Missing User Warnings

Medium
Confidence
96% confidence
Finding
The skill guides the agent to create campaigns, spend credits, and trigger real engagement actions, but the top-level description does not prominently warn that these are paid, state-changing operations. This increases the risk of users invoking the skill without informed consent, especially because the workflow can act on linked accounts and consume balances immediately.

Missing User Warnings

Medium
Confidence
89% confidence
Finding
The review endpoint states that it scores posts and deletes irrelevant ones, with `dry_run` defaulting to `false`, but does not present a strong upfront warning that the default action is destructive. In agent-driven workflows, users may trigger review expecting classification only and unintentionally cause data loss or workflow disruption.

Natural-Language Policy Violations

High
Confidence
99% confidence
Finding
This example tells the model to 'reply as a user who recently switched' and share personal experience that may be entirely fabricated. That is direct impersonation of an independent customer to influence others, which is deceptive and can violate consumer protection and platform rules.

Natural-Language Policy Violations

High
Confidence
99% confidence
Finding
The launch campaign explicitly instructs generated content to claim beta usage and personal history to make promotion appear organic. Fabricated personal-use claims are deceptive endorsements designed to manipulate trust and engagement.
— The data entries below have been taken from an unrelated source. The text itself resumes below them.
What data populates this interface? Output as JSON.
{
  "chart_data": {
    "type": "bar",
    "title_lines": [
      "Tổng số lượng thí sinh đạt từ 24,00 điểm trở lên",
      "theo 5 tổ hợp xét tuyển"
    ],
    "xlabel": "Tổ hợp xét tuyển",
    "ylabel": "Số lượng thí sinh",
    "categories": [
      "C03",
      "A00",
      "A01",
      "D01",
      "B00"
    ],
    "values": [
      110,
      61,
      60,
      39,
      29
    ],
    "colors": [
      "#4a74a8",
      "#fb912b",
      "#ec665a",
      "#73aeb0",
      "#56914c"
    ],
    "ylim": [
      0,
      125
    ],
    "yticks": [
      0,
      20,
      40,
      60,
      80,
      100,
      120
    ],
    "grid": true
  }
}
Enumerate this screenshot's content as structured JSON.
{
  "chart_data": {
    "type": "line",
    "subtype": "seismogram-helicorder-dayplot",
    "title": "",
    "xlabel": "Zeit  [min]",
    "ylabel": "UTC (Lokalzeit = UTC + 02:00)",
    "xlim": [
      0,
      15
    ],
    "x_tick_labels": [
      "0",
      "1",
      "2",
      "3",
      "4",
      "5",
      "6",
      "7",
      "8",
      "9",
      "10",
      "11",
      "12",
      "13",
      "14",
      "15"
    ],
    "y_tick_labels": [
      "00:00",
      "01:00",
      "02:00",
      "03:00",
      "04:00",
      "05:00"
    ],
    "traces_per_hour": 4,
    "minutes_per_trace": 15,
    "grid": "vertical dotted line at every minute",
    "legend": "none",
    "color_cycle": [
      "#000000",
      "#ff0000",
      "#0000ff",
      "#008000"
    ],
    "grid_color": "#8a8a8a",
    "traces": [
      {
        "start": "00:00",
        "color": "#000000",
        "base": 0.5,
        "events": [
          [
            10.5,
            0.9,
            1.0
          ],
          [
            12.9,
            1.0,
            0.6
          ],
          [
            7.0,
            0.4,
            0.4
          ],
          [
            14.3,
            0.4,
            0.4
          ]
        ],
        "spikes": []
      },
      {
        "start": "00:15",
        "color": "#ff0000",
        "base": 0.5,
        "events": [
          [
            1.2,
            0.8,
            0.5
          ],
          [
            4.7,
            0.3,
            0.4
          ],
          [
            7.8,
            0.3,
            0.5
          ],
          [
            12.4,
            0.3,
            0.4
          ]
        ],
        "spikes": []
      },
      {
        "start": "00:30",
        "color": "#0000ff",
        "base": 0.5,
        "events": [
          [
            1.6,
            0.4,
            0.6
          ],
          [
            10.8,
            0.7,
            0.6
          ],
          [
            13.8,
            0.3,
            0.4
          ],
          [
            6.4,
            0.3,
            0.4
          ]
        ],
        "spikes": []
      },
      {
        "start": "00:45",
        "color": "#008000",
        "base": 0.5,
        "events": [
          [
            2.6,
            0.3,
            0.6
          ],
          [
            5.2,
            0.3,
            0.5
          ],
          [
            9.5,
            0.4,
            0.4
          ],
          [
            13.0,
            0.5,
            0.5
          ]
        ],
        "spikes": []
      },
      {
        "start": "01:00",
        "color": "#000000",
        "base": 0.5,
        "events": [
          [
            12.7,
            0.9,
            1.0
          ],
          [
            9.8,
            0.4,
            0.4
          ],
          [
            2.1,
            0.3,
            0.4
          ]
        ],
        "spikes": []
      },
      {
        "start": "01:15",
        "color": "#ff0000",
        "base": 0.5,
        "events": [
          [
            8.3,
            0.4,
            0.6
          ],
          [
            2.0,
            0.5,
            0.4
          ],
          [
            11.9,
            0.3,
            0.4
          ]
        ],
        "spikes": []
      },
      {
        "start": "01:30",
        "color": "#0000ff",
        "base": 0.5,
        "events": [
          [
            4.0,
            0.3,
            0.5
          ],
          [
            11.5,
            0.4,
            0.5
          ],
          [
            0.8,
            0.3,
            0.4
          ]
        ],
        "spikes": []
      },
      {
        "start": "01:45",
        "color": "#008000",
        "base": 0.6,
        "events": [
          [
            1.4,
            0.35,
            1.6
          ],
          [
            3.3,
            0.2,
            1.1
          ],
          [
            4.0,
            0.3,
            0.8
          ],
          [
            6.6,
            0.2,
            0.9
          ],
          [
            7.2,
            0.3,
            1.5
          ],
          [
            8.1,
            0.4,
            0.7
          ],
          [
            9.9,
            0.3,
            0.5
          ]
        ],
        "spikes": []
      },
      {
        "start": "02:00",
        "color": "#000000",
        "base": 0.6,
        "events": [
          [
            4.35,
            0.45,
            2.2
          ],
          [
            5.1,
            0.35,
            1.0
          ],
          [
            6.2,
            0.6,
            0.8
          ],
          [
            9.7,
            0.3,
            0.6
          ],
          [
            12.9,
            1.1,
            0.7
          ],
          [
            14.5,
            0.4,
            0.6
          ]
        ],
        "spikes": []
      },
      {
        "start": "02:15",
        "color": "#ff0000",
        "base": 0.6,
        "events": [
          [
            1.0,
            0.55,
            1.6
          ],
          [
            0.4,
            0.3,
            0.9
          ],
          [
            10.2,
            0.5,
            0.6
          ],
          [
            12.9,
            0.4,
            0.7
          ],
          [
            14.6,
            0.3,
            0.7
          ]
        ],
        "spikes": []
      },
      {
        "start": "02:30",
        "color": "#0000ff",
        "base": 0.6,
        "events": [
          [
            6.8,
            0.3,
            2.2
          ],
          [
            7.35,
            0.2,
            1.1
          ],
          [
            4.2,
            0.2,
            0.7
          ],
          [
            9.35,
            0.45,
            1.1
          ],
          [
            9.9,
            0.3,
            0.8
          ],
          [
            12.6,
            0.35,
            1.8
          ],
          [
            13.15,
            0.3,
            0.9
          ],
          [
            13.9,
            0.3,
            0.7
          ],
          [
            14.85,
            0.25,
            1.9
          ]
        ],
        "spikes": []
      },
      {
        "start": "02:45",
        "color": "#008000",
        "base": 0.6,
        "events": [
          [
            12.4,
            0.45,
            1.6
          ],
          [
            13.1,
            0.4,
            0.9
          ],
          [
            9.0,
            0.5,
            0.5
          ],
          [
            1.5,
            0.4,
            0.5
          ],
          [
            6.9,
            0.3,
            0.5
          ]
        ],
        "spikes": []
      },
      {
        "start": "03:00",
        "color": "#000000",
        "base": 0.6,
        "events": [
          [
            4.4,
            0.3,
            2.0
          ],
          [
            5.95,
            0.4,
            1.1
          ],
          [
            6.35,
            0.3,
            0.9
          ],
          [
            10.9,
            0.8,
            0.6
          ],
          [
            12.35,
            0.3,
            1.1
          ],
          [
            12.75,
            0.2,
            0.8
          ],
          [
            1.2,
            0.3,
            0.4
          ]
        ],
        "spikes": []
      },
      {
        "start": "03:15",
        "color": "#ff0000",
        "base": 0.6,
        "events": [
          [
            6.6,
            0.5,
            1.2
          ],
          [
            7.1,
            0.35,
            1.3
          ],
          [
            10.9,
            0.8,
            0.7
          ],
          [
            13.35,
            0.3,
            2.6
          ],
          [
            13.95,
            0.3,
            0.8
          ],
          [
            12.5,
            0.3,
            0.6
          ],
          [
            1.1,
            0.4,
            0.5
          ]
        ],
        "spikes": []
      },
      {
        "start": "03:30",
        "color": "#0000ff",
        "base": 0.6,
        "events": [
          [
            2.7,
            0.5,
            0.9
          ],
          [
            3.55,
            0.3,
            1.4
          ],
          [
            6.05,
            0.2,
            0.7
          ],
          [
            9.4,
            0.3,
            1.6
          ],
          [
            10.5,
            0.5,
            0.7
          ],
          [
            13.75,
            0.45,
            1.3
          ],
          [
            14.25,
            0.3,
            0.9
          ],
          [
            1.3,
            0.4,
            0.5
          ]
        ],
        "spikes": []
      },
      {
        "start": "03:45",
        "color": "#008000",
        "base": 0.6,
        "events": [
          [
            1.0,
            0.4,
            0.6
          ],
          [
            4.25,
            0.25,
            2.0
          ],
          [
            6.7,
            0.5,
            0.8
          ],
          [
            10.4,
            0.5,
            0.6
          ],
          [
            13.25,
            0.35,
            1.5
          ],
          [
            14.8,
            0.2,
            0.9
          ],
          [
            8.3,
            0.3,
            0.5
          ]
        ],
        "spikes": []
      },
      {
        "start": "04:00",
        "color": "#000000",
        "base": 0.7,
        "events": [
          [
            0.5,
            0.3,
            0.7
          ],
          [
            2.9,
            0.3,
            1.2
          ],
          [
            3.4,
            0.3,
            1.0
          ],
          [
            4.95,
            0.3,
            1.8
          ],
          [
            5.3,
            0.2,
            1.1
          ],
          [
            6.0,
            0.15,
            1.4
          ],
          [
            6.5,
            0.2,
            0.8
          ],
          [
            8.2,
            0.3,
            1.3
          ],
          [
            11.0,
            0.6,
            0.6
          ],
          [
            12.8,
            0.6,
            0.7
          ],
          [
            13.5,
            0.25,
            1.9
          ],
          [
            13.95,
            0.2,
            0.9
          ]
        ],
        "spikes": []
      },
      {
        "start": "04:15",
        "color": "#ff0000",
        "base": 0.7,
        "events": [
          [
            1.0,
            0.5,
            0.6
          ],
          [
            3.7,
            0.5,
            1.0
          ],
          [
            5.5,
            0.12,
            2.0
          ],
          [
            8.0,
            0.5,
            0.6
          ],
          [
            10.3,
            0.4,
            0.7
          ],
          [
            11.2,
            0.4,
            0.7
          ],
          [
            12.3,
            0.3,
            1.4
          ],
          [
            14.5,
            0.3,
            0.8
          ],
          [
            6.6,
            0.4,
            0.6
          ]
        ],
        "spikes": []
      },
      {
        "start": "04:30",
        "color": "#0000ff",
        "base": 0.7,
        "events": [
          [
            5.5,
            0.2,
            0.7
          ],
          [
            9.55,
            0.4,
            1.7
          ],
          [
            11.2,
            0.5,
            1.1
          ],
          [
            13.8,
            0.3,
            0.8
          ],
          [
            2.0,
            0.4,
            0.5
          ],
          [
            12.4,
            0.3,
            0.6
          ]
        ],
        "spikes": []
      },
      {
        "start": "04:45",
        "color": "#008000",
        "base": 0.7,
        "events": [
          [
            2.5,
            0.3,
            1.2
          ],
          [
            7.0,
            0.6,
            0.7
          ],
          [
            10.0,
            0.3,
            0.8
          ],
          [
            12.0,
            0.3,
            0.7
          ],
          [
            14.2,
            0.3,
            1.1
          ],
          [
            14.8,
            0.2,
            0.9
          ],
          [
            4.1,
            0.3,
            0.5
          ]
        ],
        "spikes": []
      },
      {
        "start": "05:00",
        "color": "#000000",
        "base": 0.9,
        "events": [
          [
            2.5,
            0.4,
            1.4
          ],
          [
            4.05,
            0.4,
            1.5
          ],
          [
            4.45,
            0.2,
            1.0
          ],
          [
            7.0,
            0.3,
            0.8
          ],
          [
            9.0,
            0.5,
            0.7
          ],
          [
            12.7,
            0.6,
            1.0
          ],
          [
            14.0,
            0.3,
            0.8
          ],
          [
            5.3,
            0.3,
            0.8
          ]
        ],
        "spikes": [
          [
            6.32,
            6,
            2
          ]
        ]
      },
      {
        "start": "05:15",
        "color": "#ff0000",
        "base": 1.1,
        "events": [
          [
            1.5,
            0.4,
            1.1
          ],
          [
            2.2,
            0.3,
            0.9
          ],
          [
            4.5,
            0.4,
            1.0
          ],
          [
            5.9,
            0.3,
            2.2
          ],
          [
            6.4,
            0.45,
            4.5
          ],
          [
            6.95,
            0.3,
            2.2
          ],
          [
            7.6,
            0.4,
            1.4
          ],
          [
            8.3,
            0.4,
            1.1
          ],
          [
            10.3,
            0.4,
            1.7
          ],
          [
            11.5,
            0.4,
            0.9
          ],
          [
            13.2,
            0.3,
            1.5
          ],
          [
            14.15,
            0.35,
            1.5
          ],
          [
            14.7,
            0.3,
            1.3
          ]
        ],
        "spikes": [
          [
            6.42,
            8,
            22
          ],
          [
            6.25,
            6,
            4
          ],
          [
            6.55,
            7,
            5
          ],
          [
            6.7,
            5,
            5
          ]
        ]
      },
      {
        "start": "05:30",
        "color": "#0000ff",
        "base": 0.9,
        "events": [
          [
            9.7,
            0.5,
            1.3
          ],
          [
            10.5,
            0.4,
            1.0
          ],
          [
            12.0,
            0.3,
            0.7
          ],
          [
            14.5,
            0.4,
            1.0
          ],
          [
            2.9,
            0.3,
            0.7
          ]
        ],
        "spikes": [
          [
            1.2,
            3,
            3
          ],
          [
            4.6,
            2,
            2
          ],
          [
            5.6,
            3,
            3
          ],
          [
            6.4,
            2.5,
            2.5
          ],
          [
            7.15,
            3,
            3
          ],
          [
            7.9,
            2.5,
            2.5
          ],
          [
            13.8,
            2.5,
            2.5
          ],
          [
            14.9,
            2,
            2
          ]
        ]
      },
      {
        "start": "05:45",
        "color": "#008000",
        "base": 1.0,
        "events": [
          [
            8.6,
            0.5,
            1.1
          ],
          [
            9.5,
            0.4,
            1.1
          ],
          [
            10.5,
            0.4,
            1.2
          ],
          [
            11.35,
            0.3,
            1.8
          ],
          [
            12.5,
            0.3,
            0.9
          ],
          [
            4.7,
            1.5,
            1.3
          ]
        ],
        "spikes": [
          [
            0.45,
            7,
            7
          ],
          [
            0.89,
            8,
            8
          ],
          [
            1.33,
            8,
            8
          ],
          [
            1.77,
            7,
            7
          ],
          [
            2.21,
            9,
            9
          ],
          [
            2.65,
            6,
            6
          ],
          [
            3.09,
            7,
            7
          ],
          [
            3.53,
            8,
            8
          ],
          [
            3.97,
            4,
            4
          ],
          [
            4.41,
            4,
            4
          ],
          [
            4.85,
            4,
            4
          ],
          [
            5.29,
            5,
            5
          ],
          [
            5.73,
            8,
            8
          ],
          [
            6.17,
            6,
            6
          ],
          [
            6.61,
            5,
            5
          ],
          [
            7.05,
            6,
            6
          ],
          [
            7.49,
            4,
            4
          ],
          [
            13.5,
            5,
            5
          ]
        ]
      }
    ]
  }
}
Natural-Language Policy Violations

High
Confidence
99% confidence
Finding
The growth rewards example combines payment incentives with instructions to sound like an ordinary satisfied user, encouraging compensated endorsements without disclosure. This creates covert paid advocacy, a particularly risky form of deceptive marketing with regulatory exposure.

Ssd 4

Medium
Confidence
94% confidence
Finding
The skill explicitly frames coordinated third-party amplification as 'authentic' and later promotes 'competitor intercept' behavior, which encourages deceptive or manipulative social engagement. In context, this is not just marketing language: the APIs operationalize mass reply generation and coordinated posting, creating reputational, platform-policy, and abuse risks.

Ssd 4

Medium
Confidence
97% confidence
Finding
The custom reply guidance instructs the system to 'Reply as a developer who has used our product for 6+ months,' which encourages fabricated personal experience and false identity claims. That makes the generated content inherently deceptive and increases the chance of fraudulent endorsements or impersonation-style abuse at scale.

Ssd 4

Medium
Confidence
95% confidence
Finding
The staged persona-building in these campaign examples is meant to produce endorsements that look organic rather than sponsored or agent-generated. Even where not framed as explicit impersonation, this is deceptive content design that undermines provenance and user trust.

Ssd 4

Medium
Confidence
96% confidence
Finding
The launch example directs the model to present itself as a beta user with a fabricated relationship to the product. That makes the advocacy appear to come from a genuine community member, increasing deception and downstream trust abuse.

Ssd 4

Medium
Confidence
97% confidence
Finding
Here the examples pair financial rewards with prompts to speak like a happy beta user, creating covert incentivized advocacy. The combination of compensation and hidden sponsorship substantially raises deception and compliance risk.

VirusTotal

65/65 vendors flagged this skill as clean.